Today, inspired by a recent Wired article, we’re going to cover 4 common myths and truths about 3D printing. Check out the following list:
- With 3D printing, complexity reduces cost
Unlike normal production tools (CNC machines, lathes, etc.) which make things by taking away–because they start with a solid block of metal and machine downwards–3D printers start from the ground up. Because a 3D printer works this way, the less ‘ink’ it has to use in printing an object, the cheaper it is, so in most cases, a more complex item will be cheaper to print. Status: truth.
- 3D printing is replacing traditional manufacturing
As Crucible Industrial Design notes, using a 3D printer for mass manufacturing opens up a whole new set of problems, like whether or not the materials and design will be safe, whether or not 3D printing is cost effective, and how to manage quality control. Though there’s no telling how this will change in the future, for now, 3D printing likely won’t be replacing traditional manufacturing any time soon. Status: myth.
- It’s possible to print medical parts with a 3D printer
Amazingly, one-off medical ‘parts’ are one area where 3D printing is excelling. 3D printing made the news recently when doctors printed and implanted a tracheal splint for a 20-month-old baby boy. Doctors seem to believe that 3D printers will continue to be useful in such a manner, and it looks like the recent success with the tracheal splint is only the beginning of printing medical devices. Status: truth.

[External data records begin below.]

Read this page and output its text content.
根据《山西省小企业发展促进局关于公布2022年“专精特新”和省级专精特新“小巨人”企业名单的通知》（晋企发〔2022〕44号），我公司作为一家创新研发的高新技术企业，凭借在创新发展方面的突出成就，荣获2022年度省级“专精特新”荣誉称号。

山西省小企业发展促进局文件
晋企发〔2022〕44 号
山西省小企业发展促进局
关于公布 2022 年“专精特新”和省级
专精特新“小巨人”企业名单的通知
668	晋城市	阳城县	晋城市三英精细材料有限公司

- 3D prints are faster than most industrial production
While 3D printers are certainly amazing, one area where they fall behind other traditional areas of manufacturing is in speed. The Innovation Investment Journal cites speed as one of 3D printing’s biggest weaknesses, noting that, as they stand now, 3D printers often work much slower than other machines used in industrial manufacturing. Again, this could change, but for now it’s just a part of 3D printing. Status: myth.
Regardless of where it stands now, 3D printing certainly has the potential to be revolutionary (according to some, at least). One thing is for sure: 3D printing is an exciting, innovative industry, and we can’t wait to see how it is adapted and used within the next couple of years.